Die Dringlichkeit hat oft ein Qualitätsproblem. Was drängt, ist weniger inhaltlich motiviert als vielmehr ein unglücklicher Lebensstil. Das Dringende bekleckert den dringenden Menschen. Authentisch ist es meist nur in der Literatur.

Was unaufschiebbar ist, hat oft ein sehr lockeres Verhältnis zu seinem Inhalt. Das Drängen steht in erster Linie für sich: es zieht, hebt, drängt, ohne genau darauf zu achten, um was es eigentlich geht. Das merkt man dann, wenn man wie Seneca am Abend prüft, was den Tag über so akut schien. Ergebnis: so wichtig war es nun auch wieder nicht.

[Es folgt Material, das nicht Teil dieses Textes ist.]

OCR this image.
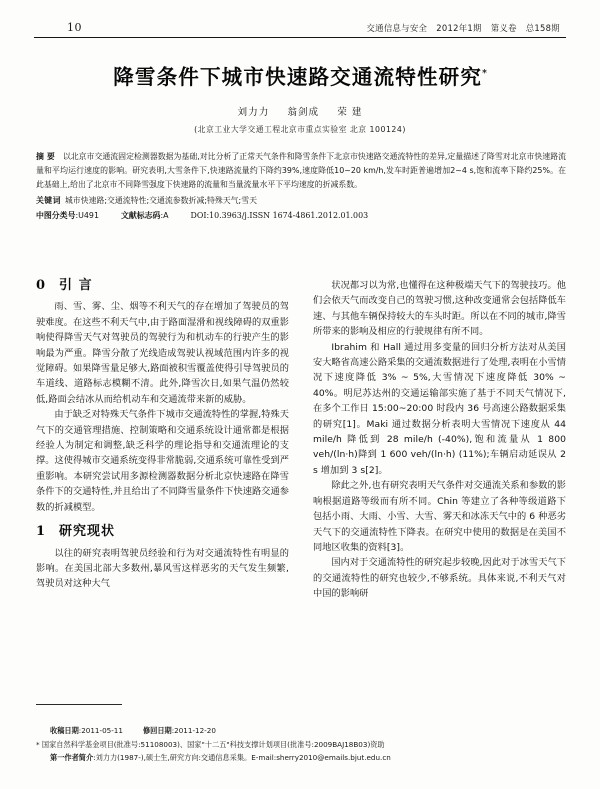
10	交通信息与安全 2012年1期 第义卷 总158期
降雪条件下城市快速路交通流特性研究*
刘力力 翁剑成 荣 建
(北京工业大学交通工程北京市重点实验室 北京 100124)
摘要 以北京市交通流固定检测器数据为基础,对比分析了正常天气条件和降雪条件下北京市快速路交通流特性的差异,定量描述了降雪对北京市快速路流量和平均运行速度的影响。研究表明,大雪条件下,快速路流量约下降约39%,速度降低10~20 km/h,发车时距普遍增加2~4 s,饱和流率下降约25%。在此基础上,给出了北京市不同降雪强度下快速路的流量和当量流量水平下平均速度的折减系数。
关键词 城市快速路;交通流特性;交通流参数折减;特殊天气;雪天
中图分类号:U491	文献标志码:A	DOI:10.3963/j.ISSN 1674-4861.2012.01.003
0 引 言

雨、雪、雾、尘、烟等不利天气的存在增加了驾驶员的驾驶难度。在这些不利天气中,由于路面湿滑和视线障碍的双重影响使得降雪天气对驾驶员的驾驶行为和机动车的行驶产生的影响最为严重。降雪分散了光线造成驾驶认视域范围内许多的视觉障碍。如果降雪量足够大,路面被积雪覆盖使得引导驾驶员的车道线、道路标志模糊不清。此外,降雪次日,如果气温仍然较低,路面会结冰从而给机动车和交通流带来新的威胁。

由于缺乏对特殊天气条件下城市交通流特性的掌握,特殊天气下的交通管理措施、控制策略和交通系统设计通常都是根据经验人为制定和调整,缺乏科学的理论指导和交通流理论的支撑。这使得城市交通系统变得非常脆弱,交通系统可靠性受到严重影响。本研究尝试用多源检测器数据分析北京快速路在降雪条件下的交通特性,并且给出了不同降雪量条件下快速路交通参数的折减模型。

1 研究现状

以往的研究表明驾驶员经验和行为对交通流特性有明显的影响。在美国北部大多数州,暴风雪这样恶劣的天气发生频繁,驾驶员对这种大气

状况都习以为常,也懂得在这种极端天气下的驾驶技巧。他们会依天气而改变自己的驾驶习惯,这种改变通常会包括降低车速、与其他车辆保持较大的车头时距。所以在不同的城市,降雪所带来的影响及相应的行驶规律有所不同。

Ibrahim 和 Hall 通过用多变量的回归分析方法对从美国安大略省高速公路采集的交通流数据进行了处理,表明在小雪情况下速度降低 3% ~ 5%,大雪情况下速度降低 30% ~ 40%。明尼苏达州的交通运输部实施了基于不同天气情况下,在多个工作日 15:00~20:00 时段内 36 号高速公路数据采集的研究[1]。Maki 通过数据分析表明大雪情况下速度从 44 mile/h 降低到 28 mile/h (-40%),饱和流量从 1 800 veh/(ln·h)降到 1 600 veh/(ln·h) (11%);车辆启动延误从 2 s 增加到 3 s[2]。

除此之外,也有研究表明天气条件对交通流关系和参数的影响根据道路等级而有所不同。Chin 等建立了各种等级道路下包括小雨、大雨、小雪、大雪、雾天和冰冻天气中的 6 种恶劣天气下的交通流特性下降表。在研究中使用的数据是在美国不同地区收集的资料[3]。

国内对于交通流特性的研究起步较晚,因此对于冰雪天气下的交通流特性的研究也较少,不够系统。具体来说,不利天气对中国的影响研

收稿日期:2011-05-11	修回日期:2011-12-20
* 国家自然科学基金项目(批准号:51108003)、国家"十二五"科技支撑计划项目(批准号:2009BAJ18B03)资助
第一作者简介:刘力力(1987-),硕士生,研究方向:交通信息采集。E-mail:sherry2010@emails.bjut.edu.cn
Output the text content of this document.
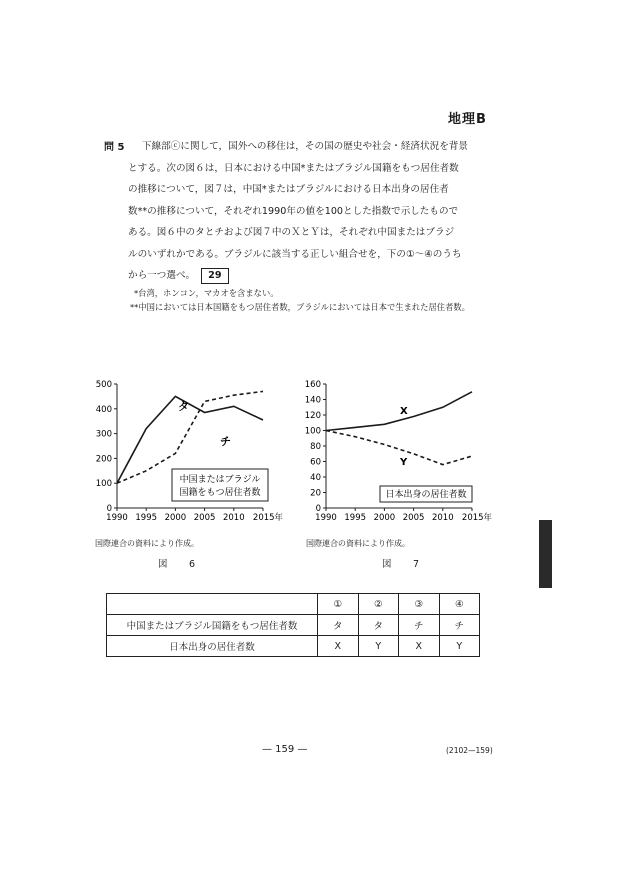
地理B
問 5 下線部ⓒに関して，国外への移住は，その国の歴史や社会・経済状況を背景
とする。次の図６は，日本における中国*またはブラジル国籍をもつ居住者数
の推移について，図７は，中国*またはブラジルにおける日本出身の居住者
数**の推移について，それぞれ1990年の値を100とした指数で示したもので
ある。図６中のタとチおよび図７中のＸとＹは，それぞれ中国またはブラジ
ルのいずれかである。ブラジルに該当する正しい組合せを，下の①～④のうち
から一つ選べ。 29
*台湾，ホンコン，マカオを含まない。
**中国においては日本国籍をもつ居住者数，ブラジルにおいては日本で生まれた居住者数。
0
100
200
300
400
500
1990 1995 2000 2005 2010 2015年
中国またはブラジル
国籍をもつ居住者数
タ
チ
国際連合の資料により作成。
図　6
0
20
40
60
80
100
120
140
160
1990 1995 2000 2005 2010 2015年
日本出身の居住者数
X
Y
国際連合の資料により作成。
図　7
	①	②	③	④
中国またはブラジル国籍をもつ居住者数	タ	タ	チ	チ
日本出身の居住者数	X	Y	X	Y
— 159 —	(2102—159)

Zudem ist das Dringende oft nur locker an das Ego des Bedrängten gekoppelt. Es geht in erster Linie nicht um das, was dem Ich dringend sein sollte, da das Drängen zum Ich kommt und es mit sich erfüllt. Es ist also sehr unpersönlich, so dass das so Dringliche zumindest bei den Mitmenschen in den meisten Fällen mit Fragezeichen versehen wird. Sich selbst durchschaut man nicht so leicht, aber der Zweifel an der Dringlichkeit ist auch hier angebracht.

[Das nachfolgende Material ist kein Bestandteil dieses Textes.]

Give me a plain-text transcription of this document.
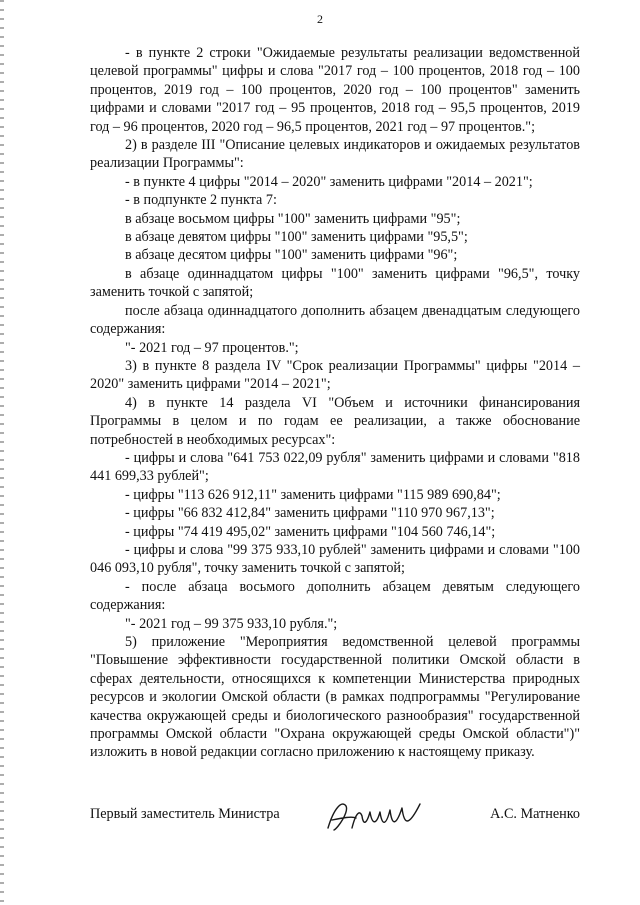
2

- в пункте 2 строки "Ожидаемые результаты реализации ведомственной целевой программы" цифры и слова "2017 год – 100 процентов, 2018 год – 100 процентов, 2019 год – 100 процентов, 2020 год – 100 процентов" заменить цифрами и словами "2017 год – 95 процентов, 2018 год – 95,5 процентов, 2019 год – 96 процентов, 2020 год – 96,5 процентов, 2021 год – 97 процентов.";

2) в разделе III "Описание целевых индикаторов и ожидаемых результатов реализации Программы":

- в пункте 4 цифры "2014 – 2020" заменить цифрами "2014 – 2021";

- в подпункте 2 пункта 7:

в абзаце восьмом цифры "100" заменить цифрами "95";

в абзаце девятом цифры "100" заменить цифрами "95,5";

в абзаце десятом цифры "100" заменить цифрами "96";

в абзаце одиннадцатом цифры "100" заменить цифрами "96,5", точку заменить точкой с запятой;

после абзаца одиннадцатого дополнить абзацем двенадцатым следующего содержания:

"- 2021 год – 97 процентов.";

3) в пункте 8 раздела IV "Срок реализации Программы" цифры "2014 – 2020" заменить цифрами "2014 – 2021";

4) в пункте 14 раздела VI "Объем и источники финансирования Программы в целом и по годам ее реализации, а также обоснование потребностей в необходимых ресурсах":

- цифры и слова "641 753 022,09 рубля" заменить цифрами и словами "818 441 699,33 рублей";

- цифры "113 626 912,11" заменить цифрами "115 989 690,84";

- цифры "66 832 412,84" заменить цифрами "110 970 967,13";

- цифры "74 419 495,02" заменить цифрами "104 560 746,14";

- цифры и слова "99 375 933,10 рублей" заменить цифрами и словами "100 046 093,10 рубля", точку заменить точкой с запятой;

- после абзаца восьмого дополнить абзацем девятым следующего содержания:

"- 2021 год – 99 375 933,10 рубля.";

5) приложение "Мероприятия ведомственной целевой программы "Повышение эффективности государственной политики Омской области в сферах деятельности, относящихся к компетенции Министерства природных ресурсов и экологии Омской области (в рамках подпрограммы "Регулирование качества окружающей среды и биологического разнообразия" государственной программы Омской области "Охрана окружающей среды Омской области")" изложить в новой редакции согласно приложению к настоящему приказу.

Первый заместитель Министра	А.С. Матненко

Echte Dringlichkeit gibt es eigentlich nur dort, wo sie sicher erfunden oder aus zweiter Hand ist, so wie in der Literatur. Beim Lesen von Charles Baudelaires Briefen an seine Mutter, die er sein ganzes Leben lang aufs Eindringlichste um Geld anpumpt, kann man das Gefühl des Drängenden in Reinform erleben.

Baudelaire war Zeit seines Lebens derart bedrängt von Geldsorgen, dass sie in seinen Briefen in ihrer nackten Form für jeden Leser im Moment des Lesens erlebt werden. Seine Briefe haben nichts Literarisches, sind schnörkellos, aber gerade deswegen so eindringlich: hier geht es ums Wichtigste, ums Geld.

Man kann sich also aus Baudelaires Briefen Dringlichkeit ausleihen, ein Gefühl, das sonst keinen Spaß macht, aber befreit vom Bezug auf das eigene Ich, dann doch erfreulich verlebendigend wirkt. Ein Gefühl, das sonst rundheraus unerfreulich ist, wird so zu einer lebendigen Lust.